In brief, our study suggests that metformin treatment reduces the risk of death and poor prognosis in COVID-19 patients with type 2 diabetes mellitus. There is no clear indication to alter the prescription of glucose-lowering medications in patients with type 2 diabetes in the context of the COVID-19 pandemic. Due to the nature of such retrospective studies, these results should be interpreted with caution.

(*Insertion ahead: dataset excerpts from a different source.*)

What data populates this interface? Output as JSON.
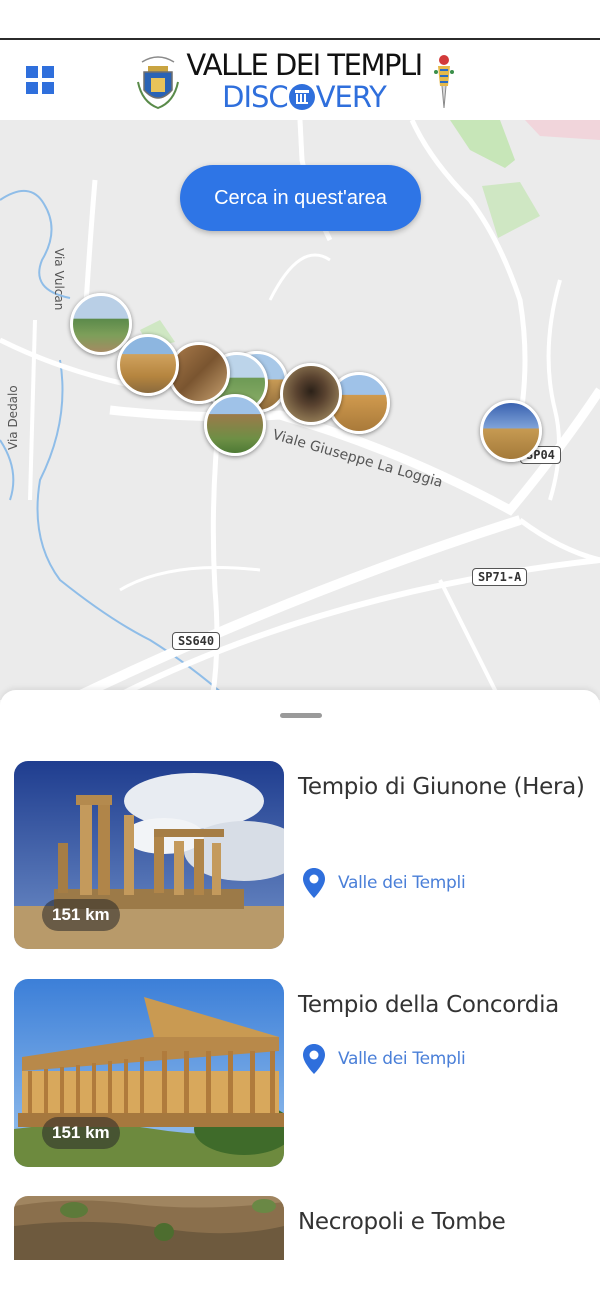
{
  "header": {
    "logo_line1": "VALLE DEI TEMPLI",
    "logo_line2_left": "DISC",
    "logo_line2_right": "VERY",
    "accent_color": "#2f6fdc"
  },
  "map": {
    "search_button_label": "Cerca in quest'area",
    "street_labels": {
      "via_vulcano": "Via Vulcan",
      "via_dedalo": "Via Dedalo",
      "viale_la_loggia": "Viale Giuseppe La Loggia"
    },
    "road_badges": {
      "sp04": "SP04",
      "sp71a": "SP71-A",
      "ss640": "SS640"
    },
    "pin_count": 9
  },
  "list": {
    "items": [
      {
        "title": "Tempio di Giunone (Hera)",
        "distance": "151 km",
        "location": "Valle dei Templi"
      },
      {
        "title": "Tempio della Concordia",
        "distance": "151 km",
        "location": "Valle dei Templi"
      },
      {
        "title": "Necropoli e Tombe"
      }
    ]
  },
  "colors": {
    "primary_button": "#2e75e6",
    "link_blue": "#4a7fd8",
    "map_background": "#ebebeb"
  }
}
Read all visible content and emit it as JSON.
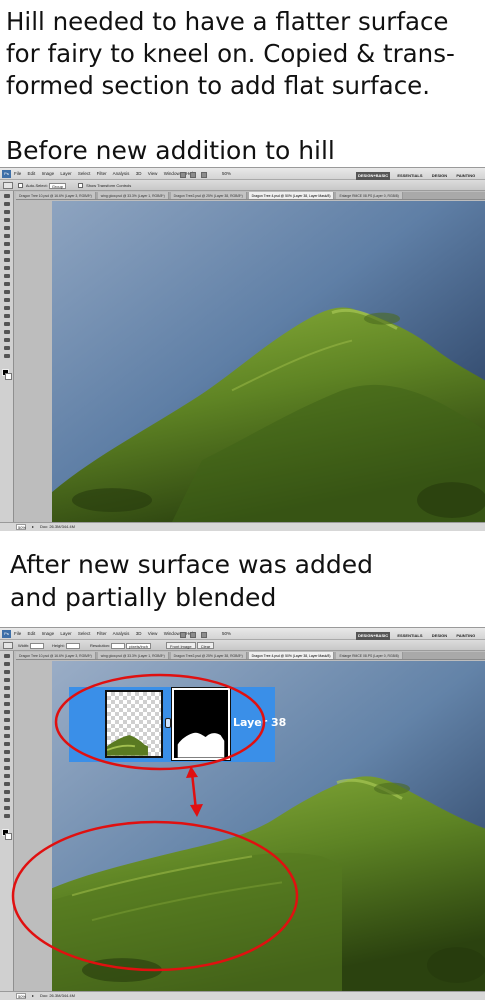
{
  "captions": {
    "intro_lines": [
      "Hill needed to have a flatter surface",
      "for fairy to kneel on. Copied & trans-",
      "formed section to add flat surface."
    ],
    "before": "Before new addition to hill",
    "after_lines": [
      "After new surface was added",
      "and partially blended"
    ]
  },
  "photoshop": {
    "logo": "Ps",
    "menus": [
      "File",
      "Edit",
      "Image",
      "Layer",
      "Select",
      "Filter",
      "Analysis",
      "3D",
      "View",
      "Window",
      "Help"
    ],
    "zoom_menu": "50%",
    "workspaces": [
      "DESIGN+BASIC",
      "ESSENTIALS",
      "DESIGN",
      "PAINTING"
    ],
    "active_workspace": "DESIGN+BASIC",
    "screen_before": {
      "options": {
        "auto_select_label": "Auto-Select:",
        "auto_select_value": "Group",
        "transform_controls": "Show Transform Controls"
      },
      "tabs": [
        "Dragon Tree 10.psd @ 16.6% (Layer 3, RGB/8*)",
        "wing glow.psd @ 33.3% (Layer 1, RGB/8*)",
        "Dragon Tree2.psd @ 25% (Layer 38, RGB/8*)",
        "Dragon Tree 4.psd @ 50% (Layer 38, Layer Mask/8)",
        "Enlarge RMCE 08.PS (Layer 0, RGB/8)"
      ],
      "active_tab_index": 3,
      "status": {
        "zoom": "50%",
        "doc": "Doc: 26.3M/344.4M"
      }
    },
    "screen_after": {
      "options": {
        "width_label": "Width:",
        "height_label": "Height:",
        "resolution_label": "Resolution:",
        "resolution_unit": "pixels/inch",
        "front_image": "Front Image",
        "clear": "Clear"
      },
      "tabs": [
        "Dragon Tree 10.psd @ 16.6% (Layer 3, RGB/8*)",
        "wing glow.psd @ 33.3% (Layer 1, RGB/8*)",
        "Dragon Tree2.psd @ 25% (Layer 38, RGB/8*)",
        "Dragon Tree 4.psd @ 50% (Layer 38, Layer Mask/8)",
        "Enlarge RMCE 08.PS (Layer 0, RGB/8)"
      ],
      "active_tab_index": 3,
      "layer_panel": {
        "layer_name": "Layer 38"
      },
      "status": {
        "zoom": "50%",
        "doc": "Doc: 26.3M/344.4M"
      }
    }
  },
  "colors": {
    "sea_light": "#8fa6c2",
    "sea_dark": "#1f3456",
    "grass_light": "#8fb23a",
    "grass_dark": "#2d4510",
    "annotation_red": "#e01010",
    "layer_selected": "#3a8fe8"
  }
}
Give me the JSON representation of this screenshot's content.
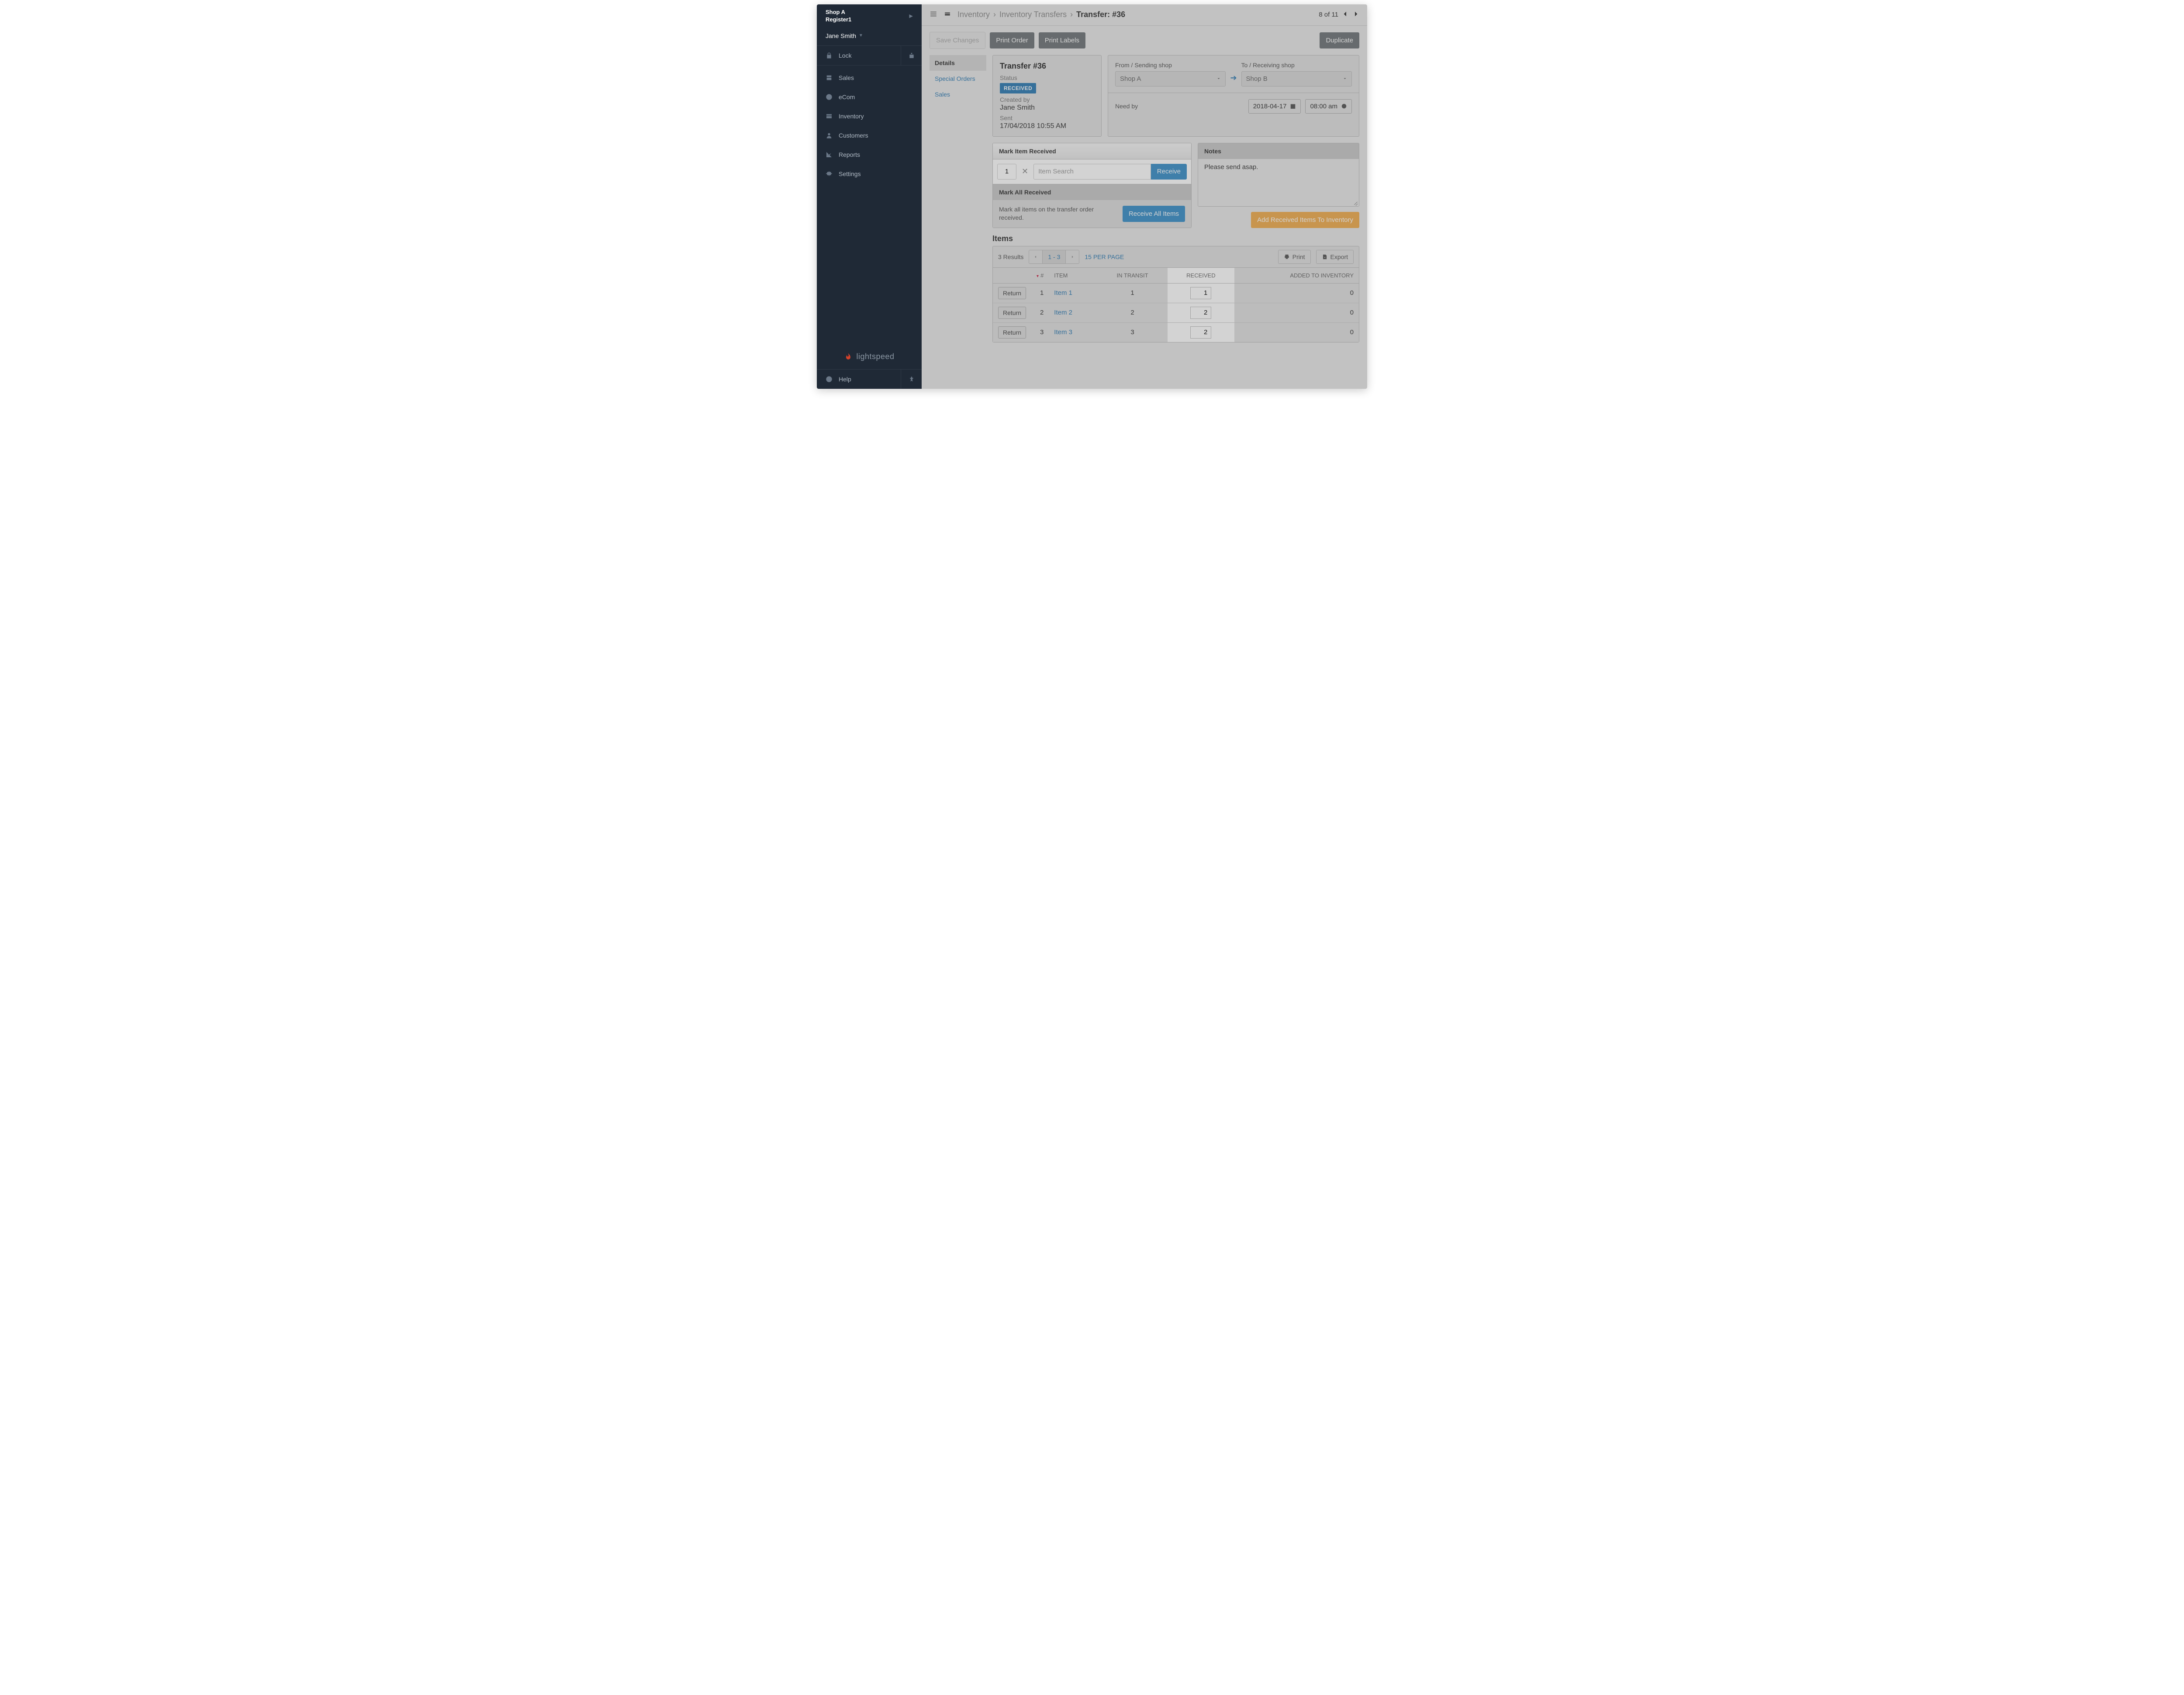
{
  "sidebar": {
    "shop": "Shop A",
    "register": "Register1",
    "user": "Jane Smith",
    "lock": "Lock",
    "nav": [
      "Sales",
      "eCom",
      "Inventory",
      "Customers",
      "Reports",
      "Settings"
    ],
    "brand": "lightspeed",
    "help": "Help"
  },
  "breadcrumb": {
    "a": "Inventory",
    "b": "Inventory Transfers",
    "c": "Transfer: #36"
  },
  "pager": {
    "text": "8 of 11"
  },
  "actions": {
    "save": "Save Changes",
    "print_order": "Print Order",
    "print_labels": "Print Labels",
    "duplicate": "Duplicate"
  },
  "subnav": {
    "details": "Details",
    "special": "Special Orders",
    "sales": "Sales"
  },
  "transfer": {
    "title": "Transfer #36",
    "status_label": "Status",
    "status_badge": "RECEIVED",
    "created_label": "Created by",
    "created_by": "Jane Smith",
    "sent_label": "Sent",
    "sent_value": "17/04/2018 10:55 AM"
  },
  "shipping": {
    "from_label": "From / Sending shop",
    "from_value": "Shop A",
    "to_label": "To / Receiving shop",
    "to_value": "Shop B",
    "needby_label": "Need by",
    "needby_date": "2018-04-17",
    "needby_time": "08:00 am"
  },
  "mark_received": {
    "heading": "Mark Item Received",
    "qty": "1",
    "placeholder": "Item Search",
    "receive": "Receive",
    "all_heading": "Mark All Received",
    "all_text": "Mark all items on the transfer order received.",
    "receive_all": "Receive All Items"
  },
  "notes": {
    "heading": "Notes",
    "text": "Please send asap."
  },
  "add_inventory": "Add Received Items To Inventory",
  "items": {
    "heading": "Items",
    "results": "3 Results",
    "range": "1 - 3",
    "per_page": "15 PER PAGE",
    "print": "Print",
    "export": "Export",
    "cols": {
      "num": "#",
      "item": "ITEM",
      "in_transit": "IN TRANSIT",
      "received": "RECEIVED",
      "added": "ADDED TO INVENTORY",
      "return": "Return"
    },
    "rows": [
      {
        "num": "1",
        "item": "Item 1",
        "in_transit": "1",
        "received": "1",
        "added": "0"
      },
      {
        "num": "2",
        "item": "Item 2",
        "in_transit": "2",
        "received": "2",
        "added": "0"
      },
      {
        "num": "3",
        "item": "Item 3",
        "in_transit": "3",
        "received": "2",
        "added": "0"
      }
    ]
  }
}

Therefore, more studies are needed.

Abbreviations

T2D, type 2 diabetes mellitus; COVID-19, coronavirus disease 2019; HR, hazard ratio; SARA-COV-2, severe acute respiratory syndrome coronavirus 2; ACE2, angiotensin-converting enzyme 2; AMPK, 5’-AMP-activated protein kinase; DPP4, dipeptidyl peptidase-4; CK-MB, creatine kinase-myocardial band; ALT, alanine aminotransferase; LDH, lactic dehydrogenase; BUN, blood urea nitrogen; ARDS, acute respiratory distress syndrome; MACE, major adverse cardiovascular events; MACCE, major adverse cardiac and cerebrovascular events; IQR, interquartile range; CT, computed tomography; SARS, severe acute respiratory syndrome; BMI, body mass index.

Acknowledgments

We would like to thank the staff of the Department of Taikang Tongji and Huoshenshan Hospital in Wuhan city, Hubei Province, who contributed to this study by collecting the required data in the hospital data system.

Funding

This work was supported by the Beijing Research Ward Construction Clinical Research Project (2022-YJXBF-04-03) and the National Key Clinical Specialty Construction Project (2020-QTL-009).

Disclosure

The authors declare that they have no known competing commercial or financial relationships that could have appeared to influence the work reported in this paper.